Maybe the recent Anschutz walkaway was an act. After all, Leiweke didn’t slam the door on the way out. Even NFL owners know that you can‘t plant a pro team just anyplace and expect it to flourish into something worthy of the blessed harvest of national network coverage. Maybe Odessa, Texas, can afford a team, but what New Yorker would belly up to the bar to watch it play? L.A. isn’t just the nation‘s prime untapped football venue. It’s a world identity, a global brand name, a cultural steamroller. Of course, no one‘s going to just give the city a football team. It’s never easy making something like this happen; these things cost money, and you can always expect under-the-table dealing. It‘s fitting and proper and prudent for both the politicians and the media to wonder whether all the finagling and flummery is worth it, just for another pro team, of which we’ve already got at least a few. And to those of us who remember what Al Davis put the city through 20 years ago, all for the sake of a long moment‘s lease on the Raiders, the NFL may never be worth the cost.

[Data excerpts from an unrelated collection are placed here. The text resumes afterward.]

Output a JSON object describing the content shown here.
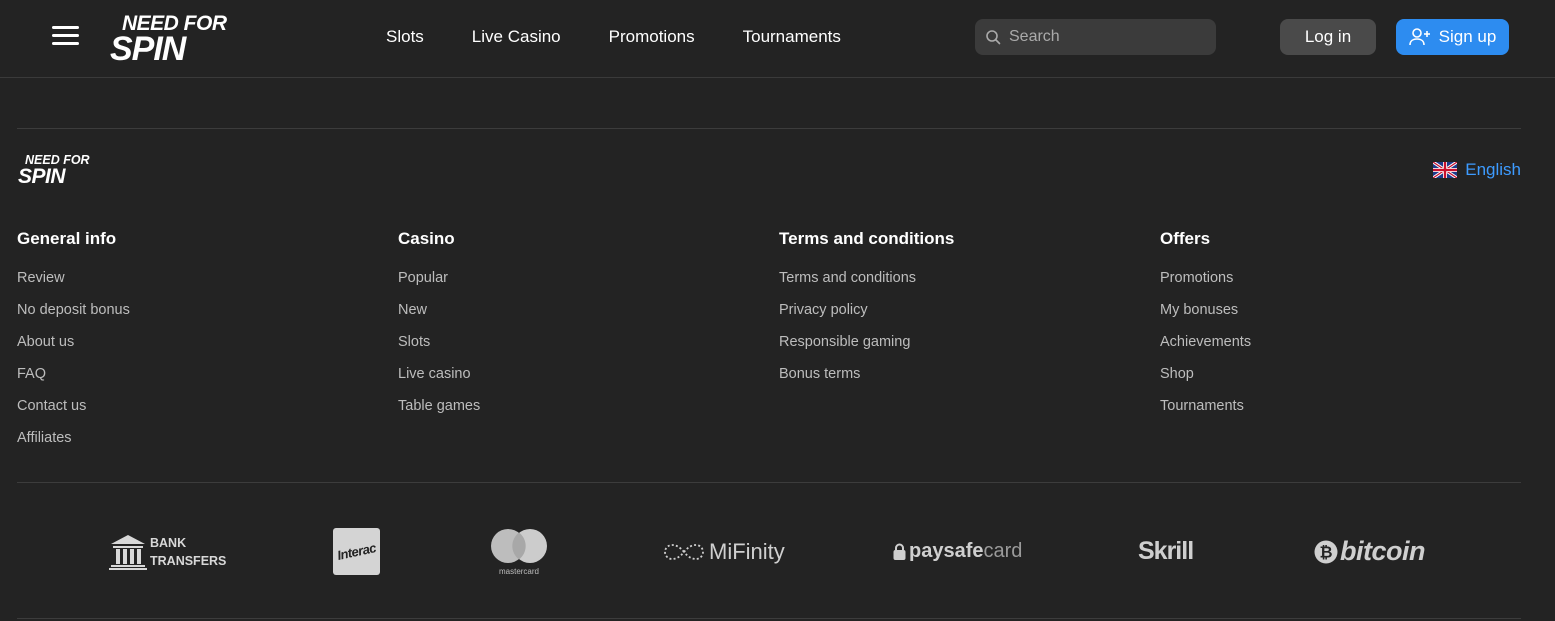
{
  "header": {
    "logo_line1": "NEED FOR",
    "logo_line2": "SPIN",
    "nav": [
      "Slots",
      "Live Casino",
      "Promotions",
      "Tournaments"
    ],
    "search_placeholder": "Search",
    "login_label": "Log in",
    "signup_label": "Sign up"
  },
  "footer": {
    "logo_line1": "NEED FOR",
    "logo_line2": "SPIN",
    "language": "English",
    "columns": [
      {
        "title": "General info",
        "links": [
          "Review",
          "No deposit bonus",
          "About us",
          "FAQ",
          "Contact us",
          "Affiliates"
        ]
      },
      {
        "title": "Casino",
        "links": [
          "Popular",
          "New",
          "Slots",
          "Live casino",
          "Table games"
        ]
      },
      {
        "title": "Terms and conditions",
        "links": [
          "Terms and conditions",
          "Privacy policy",
          "Responsible gaming",
          "Bonus terms"
        ]
      },
      {
        "title": "Offers",
        "links": [
          "Promotions",
          "My bonuses",
          "Achievements",
          "Shop",
          "Tournaments"
        ]
      }
    ],
    "payments": {
      "bank_line1": "BANK",
      "bank_line2": "TRANSFERS",
      "interac": "Interac",
      "mastercard": "mastercard",
      "mifinity": "MiFinity",
      "paysafe_bold": "paysafe",
      "paysafe_light": "card",
      "skrill": "Skrill",
      "bitcoin": "bitcoin"
    }
  },
  "colors": {
    "background": "#232323",
    "accent": "#2d8cf0",
    "link": "#3d9bff"
  }
}
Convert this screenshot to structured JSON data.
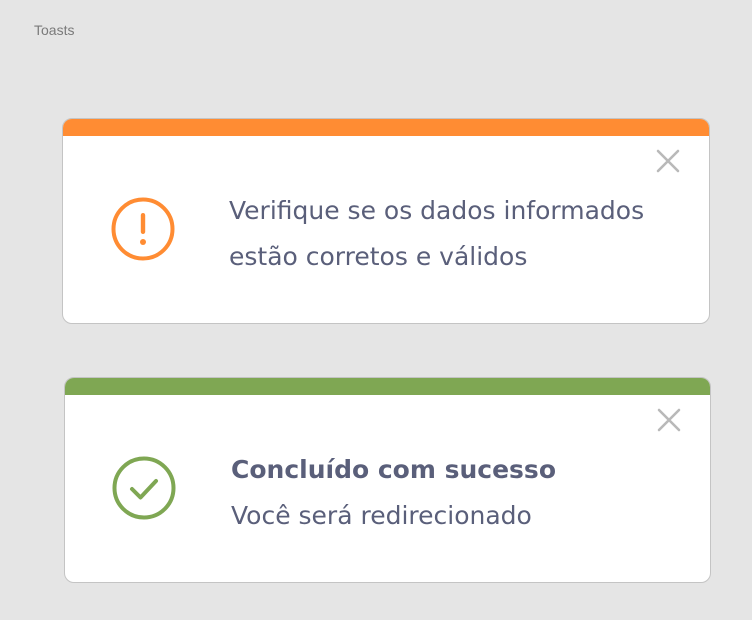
{
  "frame": {
    "label": "Toasts"
  },
  "toasts": [
    {
      "type": "warning",
      "accent_color": "#ff8c33",
      "icon": "exclamation-circle-icon",
      "close_icon": "close-icon",
      "title": "",
      "lines": [
        "Verifique se os dados informados",
        "estão corretos e válidos"
      ]
    },
    {
      "type": "success",
      "accent_color": "#7fa753",
      "icon": "check-circle-icon",
      "close_icon": "close-icon",
      "title": "Concluído com sucesso",
      "lines": [
        "Você será redirecionado"
      ]
    }
  ]
}
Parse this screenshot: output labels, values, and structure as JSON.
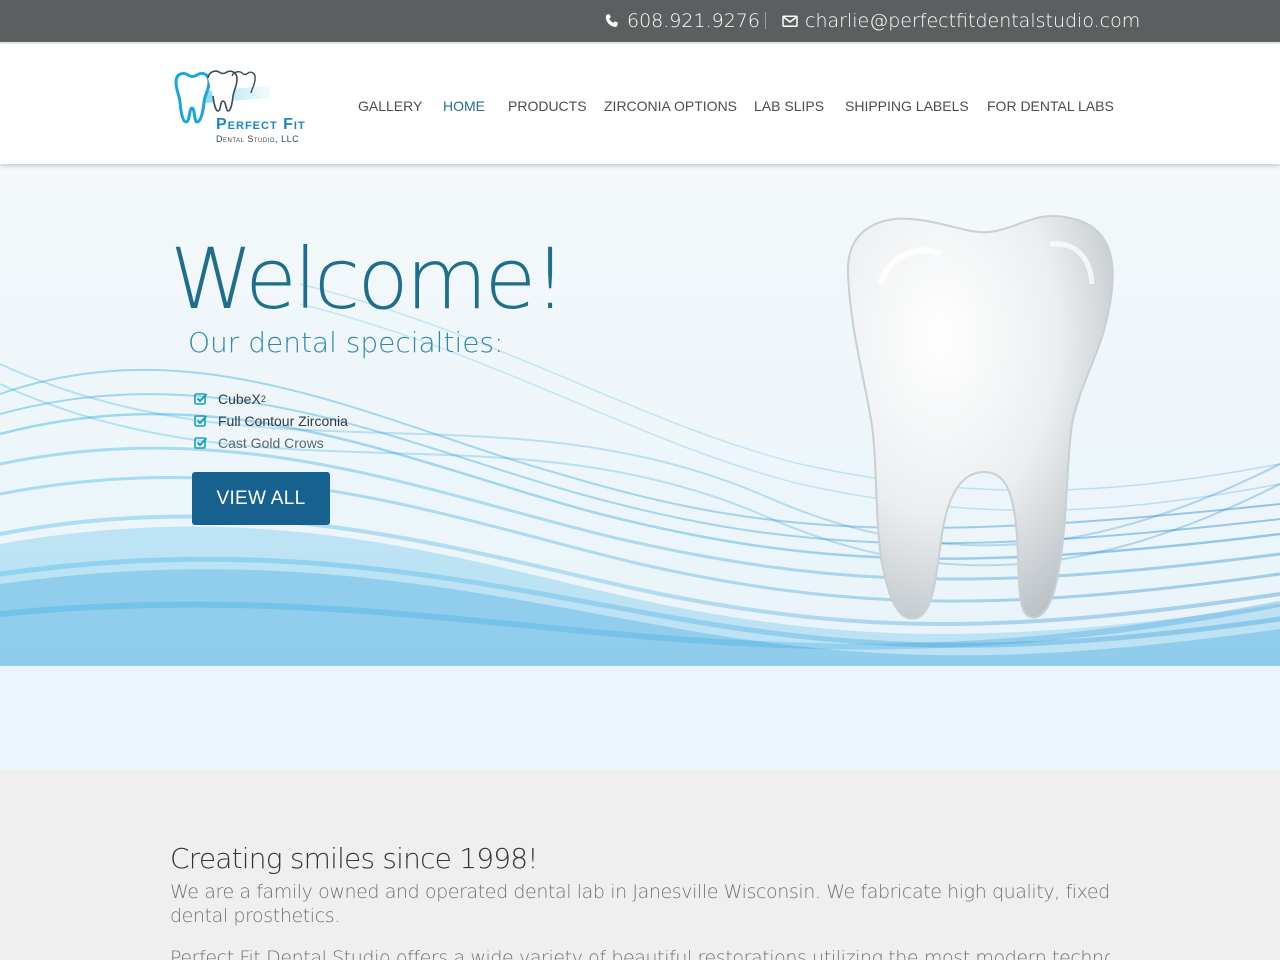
{
  "topbar": {
    "phone": "608.921.9276",
    "email": "charlie@perfectfitdentalstudio.com"
  },
  "logo": {
    "brand": "Perfect Fit",
    "sub": "Dental Studio, LLC"
  },
  "nav": {
    "items": [
      {
        "label": "GALLERY"
      },
      {
        "label": "HOME"
      },
      {
        "label": "PRODUCTS"
      },
      {
        "label": "ZIRCONIA OPTIONS"
      },
      {
        "label": "LAB SLIPS"
      },
      {
        "label": "SHIPPING LABELS"
      },
      {
        "label": "FOR DENTAL LABS"
      }
    ],
    "active": "HOME"
  },
  "hero": {
    "title": "Welcome!",
    "subtitle": "Our dental specialties:",
    "specialties": [
      {
        "label": "CubeX",
        "sup": "2"
      },
      {
        "label": "Full Contour Zirconia",
        "sup": ""
      },
      {
        "label": "Cast Gold Crows",
        "sup": ""
      }
    ],
    "button_label": "VIEW ALL"
  },
  "about": {
    "heading": "Creating smiles since 1998!",
    "paragraph1": "We are a family owned and operated dental lab in Janesville Wisconsin. We fabricate high quality, fixed dental prosthetics.",
    "paragraph2": "Perfect Fit Dental Studio offers a wide variety of beautiful restorations utilizing the most modern technology and"
  },
  "colors": {
    "topbar_bg": "#5b5f60",
    "accent": "#1e6f8e",
    "button_bg": "#17618f",
    "check": "#1a9fb8"
  },
  "icons": {
    "phone": "phone-icon",
    "email": "envelope-icon",
    "check": "check-square-icon"
  }
}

That’s the sense of it. But as we all saw Friday, you can‘t always put a price tag on what such a team might come to mean to Los Angeles. Whatever that is, it can even make a cop smile.
After 15 years of generally distinguished service as 6th District councilwoman, Ruth Galanter deserved better. But she didn’t get it. Her colleagues, not without a good dollop of saccharine hypocrisy, last week catapulted her district from the Westside into the heart of the San Fernando Valley. All for the good of people in her district past and future. Even after all of the constituents in both areas who were present spoke against the proposal.
So for the next eight or nine months, Galanter and staff will have to learn an entire raft of new communities, streets and constituents. And by the time they can reasonably be expected to have done that, they‘ll very likely be out of their jobs after next March’s election. This has never before happened to a living Los Angeles council member.
But its accomplishment suggests something that no one thought to predict about term limits when they were passed 10 years ago, supposedly to protect us from professional career politicians. Instead of a bunch of little Cincinnatuses, returning to their plows after a couple brief terms of office, what we got looks more and more like a pool of political piranhas, intent on using their eight-year spans to prepare the ground for election to a higher office. And doing whatever they have to do to reach that goal.